This repository contains the attention visualization component from exBERT and a minimalized server that does not support corpus indexing or search by embedding.
The performance of this app will exceed that of exBERT on a slower internet connection as signifcantly less information (like that of the embeddings and results from FAISS searches) is needed to be sent over the REST API.
You can install the environment needed to run the server with conda:
conda env create -f environment.yml
This will create an environment named exformer
.
To start the server for development, run:
uvicorn server.main:app --reload
This will auto reload the server whenever you make changes. You can deploy with:
uvicorn server.main:app
Unfortunately, because of the sheer number of models that need to be loaded into memory, we cannot use gunicorn
to start many separate python processes. Instead, we needed to employ a solution that would share the memory containing these loaded models but still provide production-like capabilities using multiple processes.
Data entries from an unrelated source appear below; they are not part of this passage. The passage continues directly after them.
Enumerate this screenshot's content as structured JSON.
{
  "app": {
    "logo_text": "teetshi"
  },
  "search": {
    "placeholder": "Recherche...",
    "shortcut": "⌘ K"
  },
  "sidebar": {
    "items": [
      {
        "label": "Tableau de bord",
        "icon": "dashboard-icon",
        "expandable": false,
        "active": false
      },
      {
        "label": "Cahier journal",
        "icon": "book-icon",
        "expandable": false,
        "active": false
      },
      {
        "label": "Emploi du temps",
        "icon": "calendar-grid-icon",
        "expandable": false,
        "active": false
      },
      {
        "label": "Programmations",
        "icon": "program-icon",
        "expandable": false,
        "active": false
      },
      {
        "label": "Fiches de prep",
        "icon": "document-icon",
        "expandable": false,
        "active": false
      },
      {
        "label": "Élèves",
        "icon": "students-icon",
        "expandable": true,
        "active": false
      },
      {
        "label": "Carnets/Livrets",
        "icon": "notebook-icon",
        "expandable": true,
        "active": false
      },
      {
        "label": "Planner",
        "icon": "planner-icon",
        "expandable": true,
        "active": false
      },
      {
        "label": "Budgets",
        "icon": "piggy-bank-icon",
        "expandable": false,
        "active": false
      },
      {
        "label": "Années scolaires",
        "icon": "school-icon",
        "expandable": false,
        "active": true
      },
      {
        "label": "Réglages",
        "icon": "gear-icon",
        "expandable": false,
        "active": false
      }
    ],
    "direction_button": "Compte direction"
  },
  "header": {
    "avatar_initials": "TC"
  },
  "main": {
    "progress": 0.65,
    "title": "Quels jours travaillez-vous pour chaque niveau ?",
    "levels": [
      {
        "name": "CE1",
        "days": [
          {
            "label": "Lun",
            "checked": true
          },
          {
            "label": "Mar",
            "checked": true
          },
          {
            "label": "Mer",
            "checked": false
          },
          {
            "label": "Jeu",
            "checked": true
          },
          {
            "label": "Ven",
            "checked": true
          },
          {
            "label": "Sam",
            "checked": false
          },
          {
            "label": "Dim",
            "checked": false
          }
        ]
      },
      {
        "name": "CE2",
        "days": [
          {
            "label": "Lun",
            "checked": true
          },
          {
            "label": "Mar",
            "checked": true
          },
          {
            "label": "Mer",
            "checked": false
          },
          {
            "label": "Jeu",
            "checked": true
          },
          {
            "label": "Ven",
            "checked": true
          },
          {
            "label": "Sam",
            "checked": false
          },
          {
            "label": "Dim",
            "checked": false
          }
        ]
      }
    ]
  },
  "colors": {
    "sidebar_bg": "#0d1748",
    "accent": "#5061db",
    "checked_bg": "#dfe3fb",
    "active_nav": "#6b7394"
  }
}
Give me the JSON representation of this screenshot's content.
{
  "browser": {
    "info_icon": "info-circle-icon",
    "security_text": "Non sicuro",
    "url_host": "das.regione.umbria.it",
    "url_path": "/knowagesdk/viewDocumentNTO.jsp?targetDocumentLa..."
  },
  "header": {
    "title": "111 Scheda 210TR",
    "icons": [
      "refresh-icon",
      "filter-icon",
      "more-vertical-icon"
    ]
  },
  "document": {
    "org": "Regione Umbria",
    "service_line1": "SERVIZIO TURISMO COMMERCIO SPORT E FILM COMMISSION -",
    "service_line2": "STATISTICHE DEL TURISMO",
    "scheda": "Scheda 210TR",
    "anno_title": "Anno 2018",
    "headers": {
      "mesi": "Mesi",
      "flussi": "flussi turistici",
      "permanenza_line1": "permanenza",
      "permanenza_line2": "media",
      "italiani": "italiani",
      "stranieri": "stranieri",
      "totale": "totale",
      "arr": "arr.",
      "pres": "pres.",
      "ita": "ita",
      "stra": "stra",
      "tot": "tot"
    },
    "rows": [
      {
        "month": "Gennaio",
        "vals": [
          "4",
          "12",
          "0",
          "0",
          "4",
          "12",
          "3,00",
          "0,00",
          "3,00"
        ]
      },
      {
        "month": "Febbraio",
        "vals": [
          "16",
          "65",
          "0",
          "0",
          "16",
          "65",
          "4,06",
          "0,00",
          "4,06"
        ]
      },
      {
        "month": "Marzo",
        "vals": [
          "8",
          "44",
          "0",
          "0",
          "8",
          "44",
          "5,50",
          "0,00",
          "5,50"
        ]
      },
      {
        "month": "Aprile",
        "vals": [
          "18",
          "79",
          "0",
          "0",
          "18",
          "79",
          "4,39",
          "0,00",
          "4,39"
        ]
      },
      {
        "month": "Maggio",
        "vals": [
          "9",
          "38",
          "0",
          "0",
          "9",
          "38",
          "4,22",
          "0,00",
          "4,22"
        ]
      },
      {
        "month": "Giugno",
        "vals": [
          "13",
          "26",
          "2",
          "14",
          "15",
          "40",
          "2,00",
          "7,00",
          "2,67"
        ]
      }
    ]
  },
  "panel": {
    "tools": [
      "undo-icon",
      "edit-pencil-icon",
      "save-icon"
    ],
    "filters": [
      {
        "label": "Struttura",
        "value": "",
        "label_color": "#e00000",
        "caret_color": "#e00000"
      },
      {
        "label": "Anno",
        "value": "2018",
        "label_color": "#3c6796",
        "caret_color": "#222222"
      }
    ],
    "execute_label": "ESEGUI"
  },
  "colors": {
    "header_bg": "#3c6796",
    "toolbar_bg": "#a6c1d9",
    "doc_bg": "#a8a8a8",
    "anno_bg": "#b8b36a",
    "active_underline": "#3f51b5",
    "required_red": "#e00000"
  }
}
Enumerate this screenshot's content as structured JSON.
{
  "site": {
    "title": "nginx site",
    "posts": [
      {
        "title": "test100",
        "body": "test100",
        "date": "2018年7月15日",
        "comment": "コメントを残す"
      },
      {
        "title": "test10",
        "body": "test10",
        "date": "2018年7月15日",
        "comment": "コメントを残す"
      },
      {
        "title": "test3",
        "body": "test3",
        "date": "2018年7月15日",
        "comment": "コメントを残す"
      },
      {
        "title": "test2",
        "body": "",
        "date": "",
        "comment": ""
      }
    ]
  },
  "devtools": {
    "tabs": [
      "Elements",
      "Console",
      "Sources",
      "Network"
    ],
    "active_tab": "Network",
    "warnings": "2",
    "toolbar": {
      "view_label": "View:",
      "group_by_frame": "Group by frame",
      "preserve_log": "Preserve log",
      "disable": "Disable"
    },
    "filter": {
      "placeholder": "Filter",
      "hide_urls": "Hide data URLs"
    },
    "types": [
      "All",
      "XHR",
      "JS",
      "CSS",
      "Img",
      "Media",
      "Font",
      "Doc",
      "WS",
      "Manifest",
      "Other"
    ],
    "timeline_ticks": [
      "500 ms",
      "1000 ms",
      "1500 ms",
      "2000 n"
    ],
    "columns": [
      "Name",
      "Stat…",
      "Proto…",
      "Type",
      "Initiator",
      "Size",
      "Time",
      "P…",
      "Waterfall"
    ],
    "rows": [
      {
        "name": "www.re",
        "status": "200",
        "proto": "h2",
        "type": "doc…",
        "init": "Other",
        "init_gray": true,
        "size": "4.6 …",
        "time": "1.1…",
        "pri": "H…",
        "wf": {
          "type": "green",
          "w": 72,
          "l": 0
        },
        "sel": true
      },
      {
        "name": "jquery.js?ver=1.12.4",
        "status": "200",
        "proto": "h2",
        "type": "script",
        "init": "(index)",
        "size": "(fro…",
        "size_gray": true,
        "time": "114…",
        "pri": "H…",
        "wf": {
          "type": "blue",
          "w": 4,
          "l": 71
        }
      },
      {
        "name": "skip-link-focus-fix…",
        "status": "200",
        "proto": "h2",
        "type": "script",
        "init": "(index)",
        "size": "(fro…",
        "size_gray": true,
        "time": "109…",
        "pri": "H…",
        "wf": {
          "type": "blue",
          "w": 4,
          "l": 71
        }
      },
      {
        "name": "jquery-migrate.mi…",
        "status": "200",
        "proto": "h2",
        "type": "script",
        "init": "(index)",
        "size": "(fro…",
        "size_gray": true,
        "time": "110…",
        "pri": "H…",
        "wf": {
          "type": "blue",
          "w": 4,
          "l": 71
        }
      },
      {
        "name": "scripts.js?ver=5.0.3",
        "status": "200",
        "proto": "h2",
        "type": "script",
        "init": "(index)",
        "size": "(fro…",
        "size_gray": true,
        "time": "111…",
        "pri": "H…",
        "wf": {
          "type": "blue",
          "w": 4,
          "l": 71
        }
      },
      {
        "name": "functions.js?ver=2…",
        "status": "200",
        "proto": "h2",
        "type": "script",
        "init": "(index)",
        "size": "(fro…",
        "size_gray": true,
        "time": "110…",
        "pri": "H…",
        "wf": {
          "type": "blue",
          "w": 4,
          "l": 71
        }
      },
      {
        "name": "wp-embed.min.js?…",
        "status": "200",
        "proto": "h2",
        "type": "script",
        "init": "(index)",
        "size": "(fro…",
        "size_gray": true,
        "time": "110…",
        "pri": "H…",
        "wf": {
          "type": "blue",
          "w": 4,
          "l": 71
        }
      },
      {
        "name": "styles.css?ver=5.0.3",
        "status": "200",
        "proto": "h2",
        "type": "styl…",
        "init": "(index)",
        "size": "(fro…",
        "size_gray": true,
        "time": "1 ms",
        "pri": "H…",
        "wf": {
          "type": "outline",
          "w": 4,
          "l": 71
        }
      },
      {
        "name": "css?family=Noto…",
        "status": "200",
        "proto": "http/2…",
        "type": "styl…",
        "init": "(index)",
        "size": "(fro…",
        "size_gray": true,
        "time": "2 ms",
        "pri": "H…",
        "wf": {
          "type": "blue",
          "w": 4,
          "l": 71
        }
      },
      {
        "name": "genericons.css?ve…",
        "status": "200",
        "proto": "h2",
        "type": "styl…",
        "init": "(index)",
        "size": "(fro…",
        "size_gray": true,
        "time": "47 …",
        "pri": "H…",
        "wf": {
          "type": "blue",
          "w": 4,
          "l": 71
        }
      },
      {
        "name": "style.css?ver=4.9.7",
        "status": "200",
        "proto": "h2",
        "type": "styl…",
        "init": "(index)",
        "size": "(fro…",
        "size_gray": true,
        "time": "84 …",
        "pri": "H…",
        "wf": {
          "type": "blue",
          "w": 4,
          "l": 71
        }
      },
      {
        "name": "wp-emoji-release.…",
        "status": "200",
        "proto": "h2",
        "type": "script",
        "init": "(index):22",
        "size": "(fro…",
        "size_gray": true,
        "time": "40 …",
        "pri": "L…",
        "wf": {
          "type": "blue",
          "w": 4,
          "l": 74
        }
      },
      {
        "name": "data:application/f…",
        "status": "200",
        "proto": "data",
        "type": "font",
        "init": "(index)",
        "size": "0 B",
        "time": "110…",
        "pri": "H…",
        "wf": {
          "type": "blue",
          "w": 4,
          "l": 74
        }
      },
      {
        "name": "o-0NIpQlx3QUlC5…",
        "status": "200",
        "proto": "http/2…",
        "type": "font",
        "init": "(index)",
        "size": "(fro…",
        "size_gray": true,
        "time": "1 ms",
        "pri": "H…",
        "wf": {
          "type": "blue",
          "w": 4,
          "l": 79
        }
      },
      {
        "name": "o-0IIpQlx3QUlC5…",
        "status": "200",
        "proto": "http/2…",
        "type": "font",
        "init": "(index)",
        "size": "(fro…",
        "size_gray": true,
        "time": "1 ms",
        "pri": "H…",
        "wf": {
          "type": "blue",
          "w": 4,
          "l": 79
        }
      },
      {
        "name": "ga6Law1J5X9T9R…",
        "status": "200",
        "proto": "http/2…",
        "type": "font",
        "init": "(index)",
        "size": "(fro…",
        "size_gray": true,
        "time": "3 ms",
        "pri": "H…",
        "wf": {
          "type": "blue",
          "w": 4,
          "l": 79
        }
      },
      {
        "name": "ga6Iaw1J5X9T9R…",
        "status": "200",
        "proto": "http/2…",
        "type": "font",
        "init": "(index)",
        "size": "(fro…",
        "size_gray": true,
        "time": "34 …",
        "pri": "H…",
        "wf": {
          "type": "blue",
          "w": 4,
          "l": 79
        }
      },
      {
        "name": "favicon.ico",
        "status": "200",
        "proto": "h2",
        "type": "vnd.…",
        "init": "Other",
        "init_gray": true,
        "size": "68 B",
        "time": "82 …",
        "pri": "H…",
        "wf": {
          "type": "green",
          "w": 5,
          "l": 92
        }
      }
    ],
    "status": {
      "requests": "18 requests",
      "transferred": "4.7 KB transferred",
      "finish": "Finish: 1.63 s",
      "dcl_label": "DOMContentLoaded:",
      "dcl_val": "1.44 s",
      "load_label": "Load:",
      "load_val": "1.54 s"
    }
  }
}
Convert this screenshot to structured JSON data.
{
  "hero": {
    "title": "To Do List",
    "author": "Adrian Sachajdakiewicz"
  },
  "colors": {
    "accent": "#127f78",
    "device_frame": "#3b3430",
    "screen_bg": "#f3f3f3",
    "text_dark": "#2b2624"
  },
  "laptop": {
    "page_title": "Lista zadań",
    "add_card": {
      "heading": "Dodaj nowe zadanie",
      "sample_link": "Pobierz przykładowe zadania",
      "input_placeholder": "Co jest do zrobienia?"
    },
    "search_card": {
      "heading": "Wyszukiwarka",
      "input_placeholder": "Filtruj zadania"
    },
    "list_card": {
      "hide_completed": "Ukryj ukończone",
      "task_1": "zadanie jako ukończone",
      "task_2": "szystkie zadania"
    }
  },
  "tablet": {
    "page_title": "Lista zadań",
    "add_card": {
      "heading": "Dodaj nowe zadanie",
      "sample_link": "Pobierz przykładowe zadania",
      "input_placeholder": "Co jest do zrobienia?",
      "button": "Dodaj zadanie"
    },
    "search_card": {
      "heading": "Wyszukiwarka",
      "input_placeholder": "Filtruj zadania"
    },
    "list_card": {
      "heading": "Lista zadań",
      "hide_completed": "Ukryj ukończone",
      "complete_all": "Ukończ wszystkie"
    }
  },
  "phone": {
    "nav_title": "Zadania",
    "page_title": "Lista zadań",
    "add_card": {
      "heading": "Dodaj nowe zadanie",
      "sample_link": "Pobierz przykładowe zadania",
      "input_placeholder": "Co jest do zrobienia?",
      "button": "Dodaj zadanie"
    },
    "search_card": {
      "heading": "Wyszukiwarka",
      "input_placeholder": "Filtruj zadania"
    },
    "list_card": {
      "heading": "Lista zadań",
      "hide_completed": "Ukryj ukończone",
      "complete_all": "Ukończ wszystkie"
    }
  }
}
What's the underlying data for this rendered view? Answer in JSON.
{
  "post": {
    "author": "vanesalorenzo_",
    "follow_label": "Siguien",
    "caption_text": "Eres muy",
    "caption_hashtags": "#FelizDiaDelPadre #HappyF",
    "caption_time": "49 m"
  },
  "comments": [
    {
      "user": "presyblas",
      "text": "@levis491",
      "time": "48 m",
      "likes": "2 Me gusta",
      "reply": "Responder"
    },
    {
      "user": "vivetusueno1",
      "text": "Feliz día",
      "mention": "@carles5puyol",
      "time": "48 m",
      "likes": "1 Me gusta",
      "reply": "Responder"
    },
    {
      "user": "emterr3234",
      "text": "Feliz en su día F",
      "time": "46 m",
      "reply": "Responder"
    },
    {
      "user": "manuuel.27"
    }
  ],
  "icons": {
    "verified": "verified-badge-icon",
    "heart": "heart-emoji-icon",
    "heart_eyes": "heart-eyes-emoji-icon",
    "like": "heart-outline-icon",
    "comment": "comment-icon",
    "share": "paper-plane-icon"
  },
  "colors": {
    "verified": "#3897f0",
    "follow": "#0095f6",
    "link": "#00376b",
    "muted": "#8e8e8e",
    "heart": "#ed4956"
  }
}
To this end, we switched from connexion
to fastapi
.
A few gotchas:
- Do not put any characters that would need to be URL-Escaped into the main path (i.e., not query) paramters. FastAPI doesn't handle these well.
- FastAPI tries to be smart about paths, and it will not match the
{path}
in@app.get("/serve/{path}")
to any string containing the character/
. This edge case is documented here.
Load balancing inside Python is difficult to do across multiple CPUs because of the GIL. To fix this, we tried ray
to load the models into separate CPUs while still sharing the memory in RAM.
The compiled versions of the frontend are already included in the client/dist
folder. You can get setup to develop on the frontend by the following:
cd client/src
npm install
npm run watch
This will allow you to change the typescript files and see the changes in your browser on refresh.